Viewing a single comment thread. View all comments

suflaj t1_iqt971l wrote

Ah sorry, based on your responses I was convinced you were reading papers so my response might have been overly aggressive due on the incredibly negative experience I have had while reading relevant DL papers. It truly feels like the only difference between SOTA and a garbage paper is that SOTA somehow got to work on a specific machine, specific setup and specific training run. And this spills into whole of DL.

Hopefully you will not have the misfortune of trying to replicate some of the papers that either don't have a repo linked or which are not maintained by a large corporation, you might understand better what I meant.

12

029187 OP t1_iqtcofx wrote

>Ah sorry, based on your responses I was convinced you were reading papers so my response might have been overly aggressive due on the incredibly negative experience I have had while reading relevant DL papers.

Its all good. I'm happy to hear your thoughts.

I've read some papers but I'm by no means an expert. Ironically I've actually used ML in a professional setting, but most of my work is very much "let's run some models and use the most accurate one". Generally squeezing an extra percent via SOTA models is not worth it, so I don't deal with them much.

I do try to keep up to date with latest models, but it all seems so trial-and-error, which I think is what you were getting at.

In addition, there is a lot of incorrect theory out there which makes it even harder for amateurs or semi-pros like me.
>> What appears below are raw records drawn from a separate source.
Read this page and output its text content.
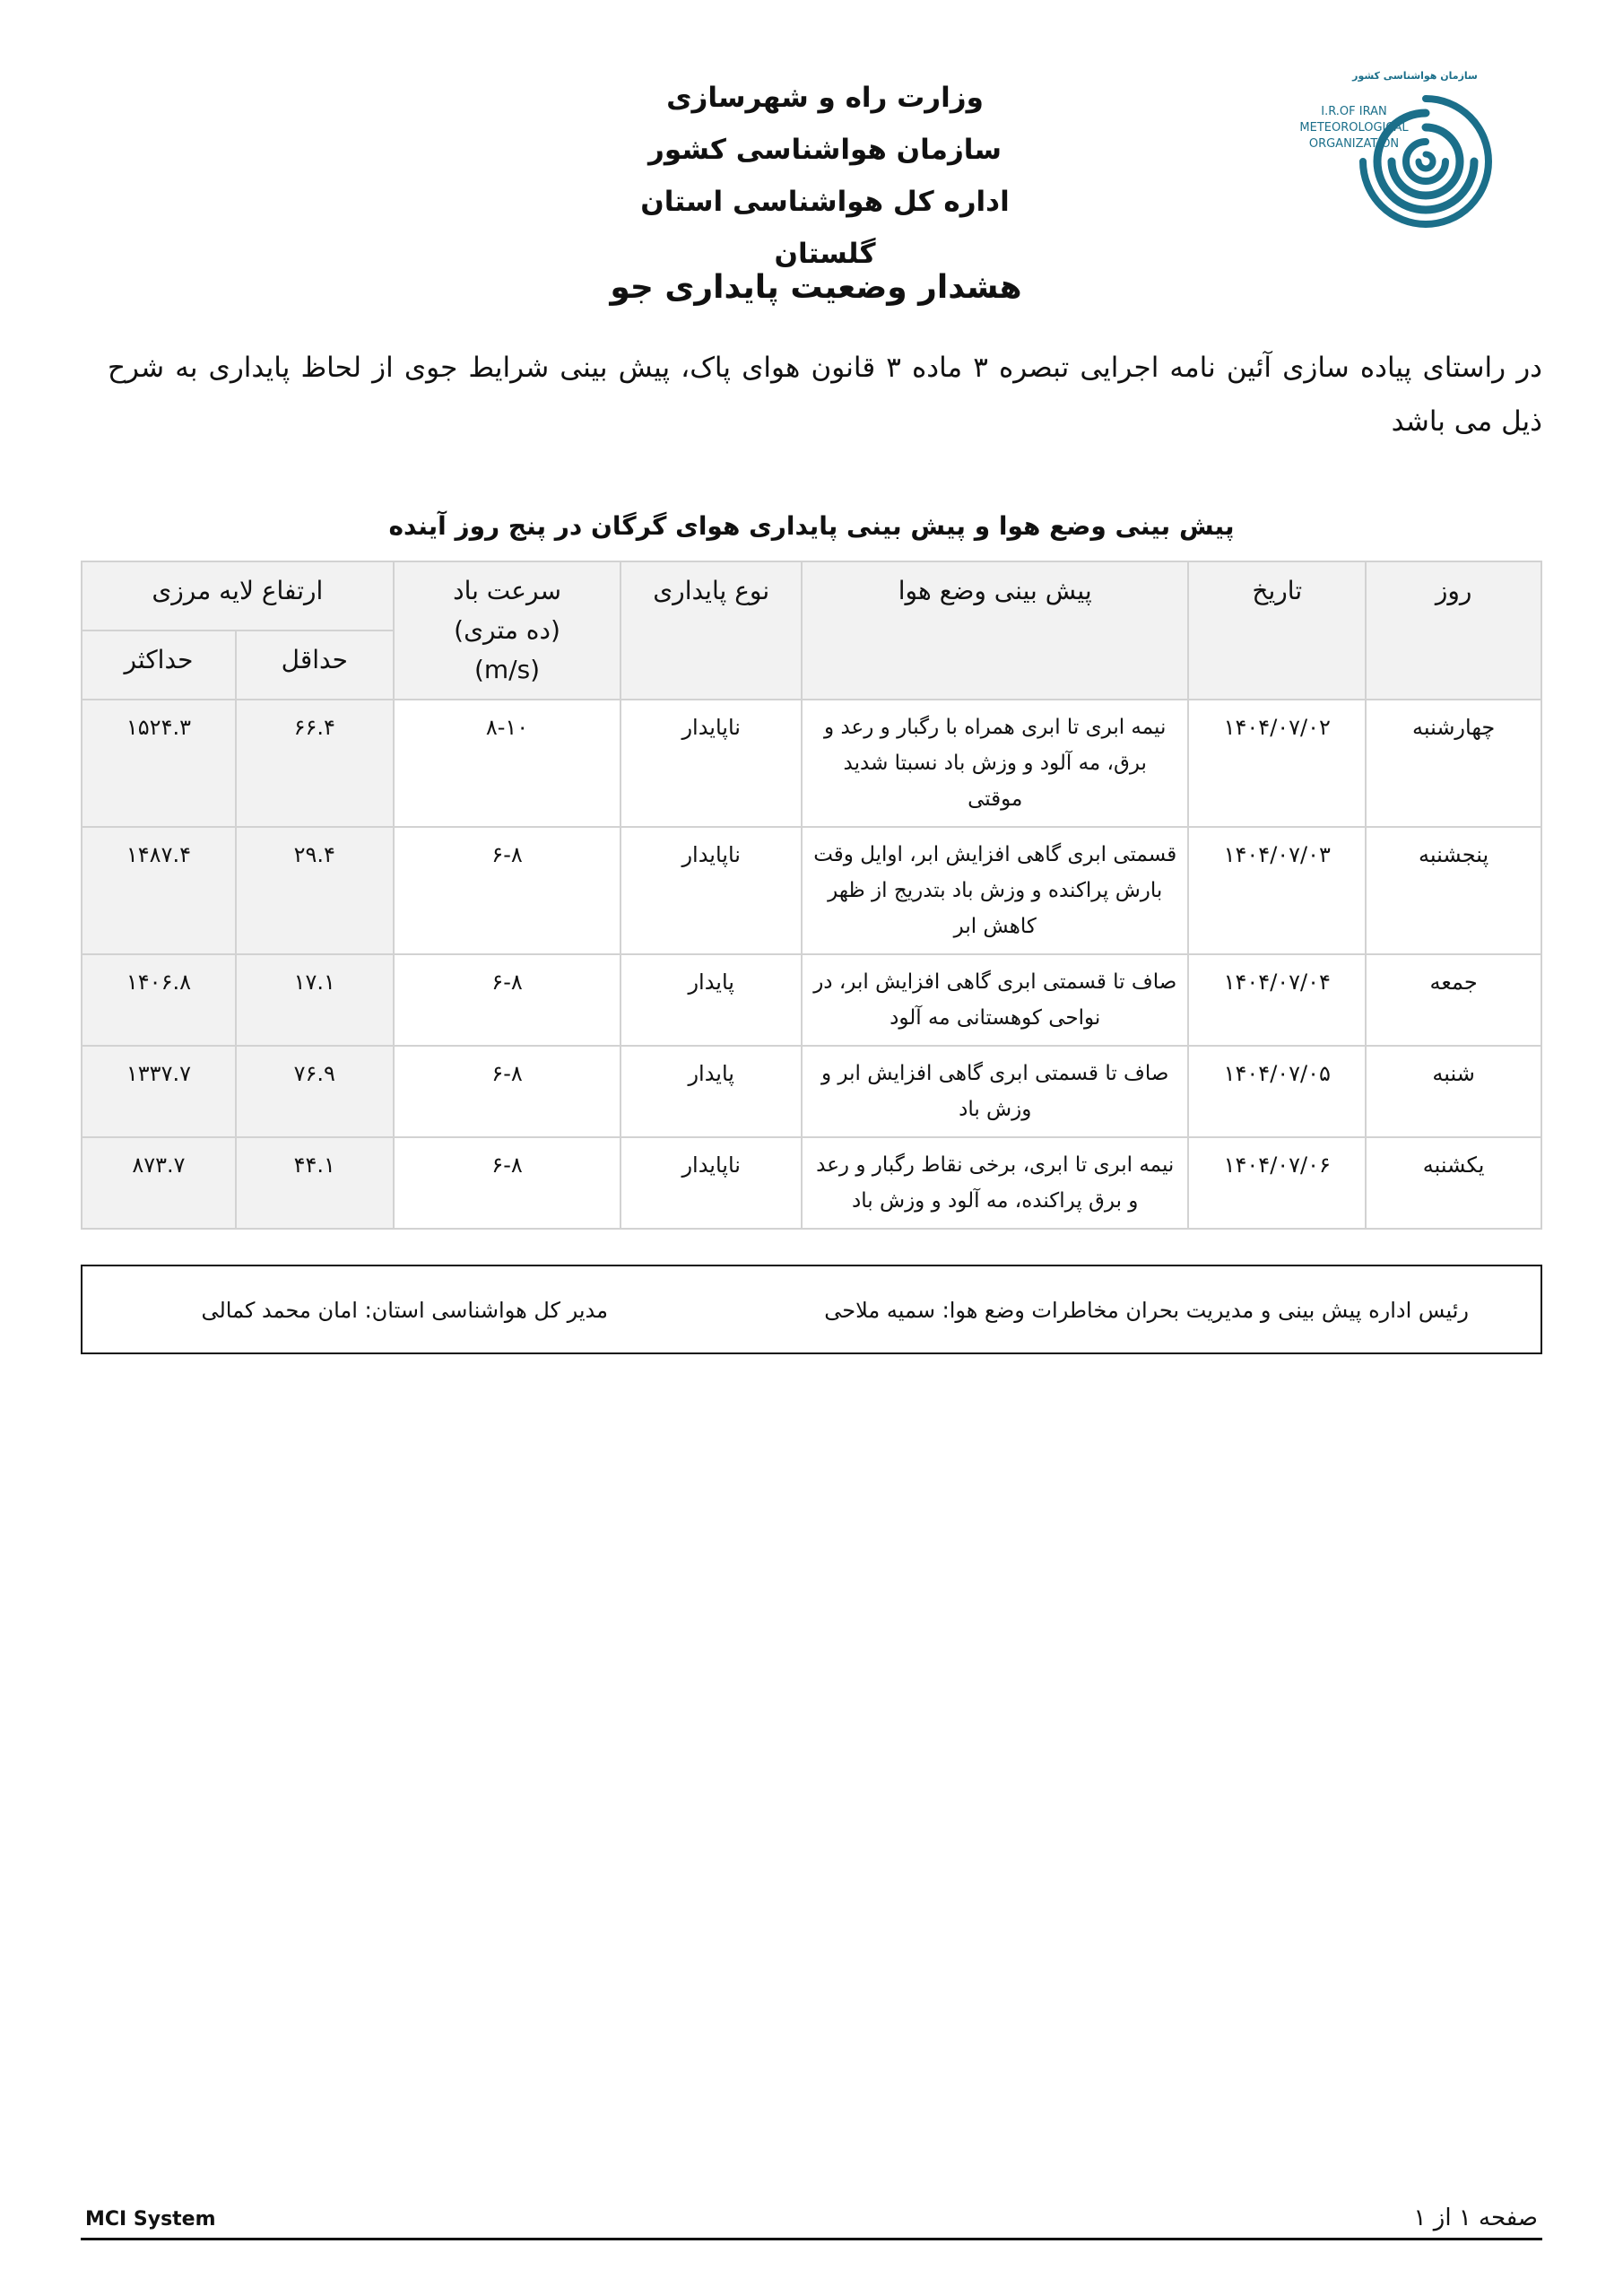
وزارت راه و شهرسازی
سازمان هواشناسی کشور
اداره کل هواشناسی استان گلستان
سازمان هواشناسی کشور
I.R.OF IRAN
METEOROLOGICAL
ORGANIZATION
هشدار وضعیت پایداری جو
در راستای پیاده سازی آئین نامه اجرایی تبصره ۳ ماده ۳ قانون هوای پاک، پیش بینی شرایط جوی از لحاظ پایداری به شرح ذیل می باشد
پیش بینی وضع هوا و پیش بینی پایداری هوای گرگان در پنج روز آینده
روز	تاریخ	پیش بینی وضع هوا	نوع پایداری	سرعت باد
(ده متری)
(m/s)	ارتفاع لایه مرزی	
					حداقل	حداکثر
چهارشنبه	۱۴۰۴/۰۷/۰۲	نیمه ابری تا ابری همراه با رگبار و رعد و برق، مه آلود و وزش باد نسبتا شدید موقتی	ناپایدار	۸-۱۰	۶۶.۴	۱۵۲۴.۳
پنجشنبه	۱۴۰۴/۰۷/۰۳	قسمتی ابری گاهی افزایش ابر، اوایل وقت بارش پراکنده و وزش باد بتدریج از ظهر کاهش ابر	ناپایدار	۶-۸	۲۹.۴	۱۴۸۷.۴
جمعه	۱۴۰۴/۰۷/۰۴	صاف تا قسمتی ابری گاهی افزایش ابر، در نواحی کوهستانی مه آلود	پایدار	۶-۸	۱۷.۱	۱۴۰۶.۸
شنبه	۱۴۰۴/۰۷/۰۵	صاف تا قسمتی ابری گاهی افزایش ابر و وزش باد	پایدار	۶-۸	۷۶.۹	۱۳۳۷.۷
یکشنبه	۱۴۰۴/۰۷/۰۶	نیمه ابری تا ابری، برخی نقاط رگبار و رعد و برق پراکنده، مه آلود و وزش باد	ناپایدار	۶-۸	۴۴.۱	۸۷۳.۷
رئیس اداره پیش بینی و مدیریت بحران مخاطرات وضع هوا: سمیه ملاحی
مدیر کل هواشناسی استان: امان محمد کمالی
MCI System	صفحه ۱ از ۱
I still see videos on YouTube to this day claiming DNNs are effective because they are universal approximators, which is clearly not the reason, since there are tons of universal approximator models besides DNNs that cannot be trained as effectively on problem sets like image recognition or NLP. Universal Approximation is likely necessary but almost certainly not sufficient.

I've been reading papers like the lotter-ticket-hypothesis which seem like they are trying to give some insight into why DNNs are a useful architecture, as well as Google's follow-up paper about rigging the lottery.

Those papers have gotten me pretty interested into reading up on why these models work so well, but it seems that when you look into it the results are as you've said, it's a lot of trial and error without much of a theoretical underpinning. Of course, I'm not expert, so I don't want to poo poo the work that a lot of very smart and experienced folks are doing.

5